WASHINGTON (Reuters) -Voters in New York and Florida picked candidates for the U.S. Congress and other offices in primaries and special elections on Tuesday that will help gauge the roles that abortion rights and inflation will play in the Nov. 8 midterms.
Following are five key races:
NEW YORK 19TH CONGRESSIONAL DISTRICT, SPECIAL ELECTION
Democrats came out the winners in Tuesday’s contest to fill a vacant seat in a U.S. House of Representatives district north of New York City, as local county executive Pat Ryan won a special election against a Republican counterpart, Marc Molinaro.
The count was widely seen as a bellwether of whether voters across the country will be swayed in November by Democrats’ support for abortion rights or by the Republican promise to control inflation.

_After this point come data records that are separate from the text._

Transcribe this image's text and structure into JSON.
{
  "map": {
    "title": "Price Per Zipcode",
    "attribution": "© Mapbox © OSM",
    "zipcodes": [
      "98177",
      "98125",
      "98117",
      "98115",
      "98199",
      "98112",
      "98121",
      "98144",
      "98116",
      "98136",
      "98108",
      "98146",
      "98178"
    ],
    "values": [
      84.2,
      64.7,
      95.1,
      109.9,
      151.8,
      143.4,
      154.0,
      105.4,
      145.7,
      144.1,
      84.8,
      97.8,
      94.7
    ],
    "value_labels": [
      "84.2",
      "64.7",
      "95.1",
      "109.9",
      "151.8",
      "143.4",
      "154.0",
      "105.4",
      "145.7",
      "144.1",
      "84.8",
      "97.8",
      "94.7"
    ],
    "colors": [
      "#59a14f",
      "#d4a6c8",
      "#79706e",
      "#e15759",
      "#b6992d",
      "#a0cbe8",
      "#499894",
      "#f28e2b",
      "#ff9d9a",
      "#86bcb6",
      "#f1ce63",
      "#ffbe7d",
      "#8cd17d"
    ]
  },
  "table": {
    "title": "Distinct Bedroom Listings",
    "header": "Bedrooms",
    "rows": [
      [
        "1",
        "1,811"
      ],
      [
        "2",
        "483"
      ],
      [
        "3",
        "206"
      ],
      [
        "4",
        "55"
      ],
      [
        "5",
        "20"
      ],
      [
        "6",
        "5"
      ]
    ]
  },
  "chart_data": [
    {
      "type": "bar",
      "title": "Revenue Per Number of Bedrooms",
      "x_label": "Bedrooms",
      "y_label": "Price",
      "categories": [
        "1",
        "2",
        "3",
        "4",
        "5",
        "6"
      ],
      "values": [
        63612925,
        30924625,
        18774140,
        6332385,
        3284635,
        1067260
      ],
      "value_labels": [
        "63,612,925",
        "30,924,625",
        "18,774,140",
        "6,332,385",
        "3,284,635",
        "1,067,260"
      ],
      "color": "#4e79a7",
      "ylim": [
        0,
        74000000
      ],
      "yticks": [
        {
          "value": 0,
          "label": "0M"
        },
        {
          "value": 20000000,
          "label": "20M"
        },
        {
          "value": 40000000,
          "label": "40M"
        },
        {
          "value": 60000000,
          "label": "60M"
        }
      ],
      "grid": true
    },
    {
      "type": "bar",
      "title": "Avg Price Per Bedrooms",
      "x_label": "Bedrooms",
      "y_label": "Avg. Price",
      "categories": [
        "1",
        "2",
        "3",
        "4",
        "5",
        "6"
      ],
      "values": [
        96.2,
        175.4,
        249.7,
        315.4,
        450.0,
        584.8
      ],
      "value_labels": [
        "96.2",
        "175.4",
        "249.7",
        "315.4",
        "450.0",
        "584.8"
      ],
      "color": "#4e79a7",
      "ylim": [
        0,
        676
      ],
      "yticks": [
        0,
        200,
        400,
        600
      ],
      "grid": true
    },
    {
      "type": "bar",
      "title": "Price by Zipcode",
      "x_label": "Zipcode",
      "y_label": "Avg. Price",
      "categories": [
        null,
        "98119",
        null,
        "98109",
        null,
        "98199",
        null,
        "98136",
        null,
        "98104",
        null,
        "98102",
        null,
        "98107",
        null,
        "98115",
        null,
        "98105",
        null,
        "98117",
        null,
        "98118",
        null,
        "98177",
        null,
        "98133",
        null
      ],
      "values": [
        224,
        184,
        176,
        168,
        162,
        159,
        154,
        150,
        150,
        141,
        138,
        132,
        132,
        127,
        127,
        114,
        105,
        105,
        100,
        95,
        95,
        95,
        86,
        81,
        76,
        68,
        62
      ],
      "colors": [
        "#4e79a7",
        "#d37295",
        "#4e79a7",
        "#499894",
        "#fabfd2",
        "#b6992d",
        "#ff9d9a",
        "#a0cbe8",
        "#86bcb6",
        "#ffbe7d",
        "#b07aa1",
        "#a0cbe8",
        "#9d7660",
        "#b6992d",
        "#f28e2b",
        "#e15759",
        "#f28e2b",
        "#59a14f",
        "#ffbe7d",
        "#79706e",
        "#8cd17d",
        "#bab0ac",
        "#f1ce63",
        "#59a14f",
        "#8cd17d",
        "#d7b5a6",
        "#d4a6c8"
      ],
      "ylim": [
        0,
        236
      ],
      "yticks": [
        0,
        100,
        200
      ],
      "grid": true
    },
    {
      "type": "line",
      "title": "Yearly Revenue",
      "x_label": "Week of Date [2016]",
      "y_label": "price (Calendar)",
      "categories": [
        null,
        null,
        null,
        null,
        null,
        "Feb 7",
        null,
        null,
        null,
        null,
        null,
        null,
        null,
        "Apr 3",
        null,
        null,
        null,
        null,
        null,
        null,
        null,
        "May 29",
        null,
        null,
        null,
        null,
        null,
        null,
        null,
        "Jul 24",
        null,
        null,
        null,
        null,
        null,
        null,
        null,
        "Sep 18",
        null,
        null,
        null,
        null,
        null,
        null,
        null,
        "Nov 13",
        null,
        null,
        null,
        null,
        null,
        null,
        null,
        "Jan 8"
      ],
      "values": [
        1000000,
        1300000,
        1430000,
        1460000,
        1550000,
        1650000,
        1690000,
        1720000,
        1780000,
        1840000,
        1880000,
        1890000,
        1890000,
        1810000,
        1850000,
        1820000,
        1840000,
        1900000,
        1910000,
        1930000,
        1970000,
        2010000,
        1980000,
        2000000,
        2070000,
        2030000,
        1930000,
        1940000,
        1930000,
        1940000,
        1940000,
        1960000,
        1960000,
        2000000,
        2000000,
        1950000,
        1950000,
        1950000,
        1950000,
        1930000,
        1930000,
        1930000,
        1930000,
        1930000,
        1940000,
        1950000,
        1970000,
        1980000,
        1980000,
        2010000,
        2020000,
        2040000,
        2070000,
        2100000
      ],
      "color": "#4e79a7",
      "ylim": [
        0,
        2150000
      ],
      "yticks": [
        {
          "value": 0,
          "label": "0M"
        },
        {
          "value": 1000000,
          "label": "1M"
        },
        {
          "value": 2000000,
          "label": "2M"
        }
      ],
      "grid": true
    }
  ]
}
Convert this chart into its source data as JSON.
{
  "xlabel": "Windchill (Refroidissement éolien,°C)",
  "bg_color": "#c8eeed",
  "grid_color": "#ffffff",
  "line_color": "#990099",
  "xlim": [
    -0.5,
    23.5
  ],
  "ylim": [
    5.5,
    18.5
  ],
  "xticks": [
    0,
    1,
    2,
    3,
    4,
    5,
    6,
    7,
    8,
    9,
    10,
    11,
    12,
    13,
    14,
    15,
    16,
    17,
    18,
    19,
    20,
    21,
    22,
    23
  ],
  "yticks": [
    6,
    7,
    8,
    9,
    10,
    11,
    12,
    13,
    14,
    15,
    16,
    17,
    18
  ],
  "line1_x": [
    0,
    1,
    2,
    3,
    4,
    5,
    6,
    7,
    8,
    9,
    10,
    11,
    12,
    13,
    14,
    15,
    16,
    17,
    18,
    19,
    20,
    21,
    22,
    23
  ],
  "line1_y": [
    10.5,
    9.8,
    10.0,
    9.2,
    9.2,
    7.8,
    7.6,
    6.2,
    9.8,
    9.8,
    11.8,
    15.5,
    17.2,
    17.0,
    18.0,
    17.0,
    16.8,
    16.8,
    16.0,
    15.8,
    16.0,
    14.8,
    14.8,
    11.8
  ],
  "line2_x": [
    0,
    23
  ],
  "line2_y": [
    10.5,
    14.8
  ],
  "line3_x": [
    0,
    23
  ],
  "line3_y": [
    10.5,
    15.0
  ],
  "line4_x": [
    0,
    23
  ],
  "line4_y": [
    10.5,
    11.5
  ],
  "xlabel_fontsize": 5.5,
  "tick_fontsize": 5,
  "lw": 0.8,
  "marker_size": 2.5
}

The race for the Hudson Valley swing district was considered the tightest since June’s U.S. Supreme Court ruling that ended the constitutional right to abortion.
Ryan and Molinaro are also competing on Tuesday in party nomination contests for November’s general election but they are seeking different House seats in that race following a redrawing of district boundaries for next year’s Congress.
NEW YORK 12TH CONGRESSIONAL DISTRICT, DEMOCRATIC PRIMARY
U.S. Representative Jerrold Nadler defeated fellow Representative Carolyn Maloney in a closely-watched race that pitted the two long-time politicians against each other. A new congressional map ordered by a state judge had merged their former districts.
While Maloney outspent Nadler, using her personal fortune to lend her campaign $900,000 in May, Nadler won endorsements from party power brokers like U.S. Senate Majority Leader Chuck Schumer.
NEW YORK 17TH CONGRESSIONAL DISTRICT, DEMOCRATIC PRIMARY
U.S. Representative Sean Patrick Maloney, a mainstream Democrat who heads his party’s main House fundraising group, won the primary for the Democratic nomination to the state’s newly drawn 17th congressional district north of New York City.
He fended off a challenge from New York state Senator Alessandra Biaggi, a progressive who was endorsed by U.S. Representative Alexandria Ocasio-Cortez.
DEMOCRATIC PRIMARY FOR FLORIDA GOVERNOR
Democratic U.S. Representative Charlie Crist beat Nikki Fried, the state agricultural commissioner, to win his party’s nomination for the Florida governor race.
Crist, a former Republican governor who changed parties in 2012 and lost the gubernatorial race as a Democrat to Rick Scott in 2014, will challenge Florida Governor Ron DeSantis, a Republican seen as potentially vulnerable in November despite his high approval ratings and rising national profile.
FLORIDA U.S. SENATE DEMOCRATIC PRIMARY
U.S. Representative Val Demings, a former police chief of Orlando, won her party’s nomination to challenge incumbent Republican U.S. Senator Marco Rubio. Rubio is seen as potentially vulnerable, with recent polls pointing to a tight race between him and Demings.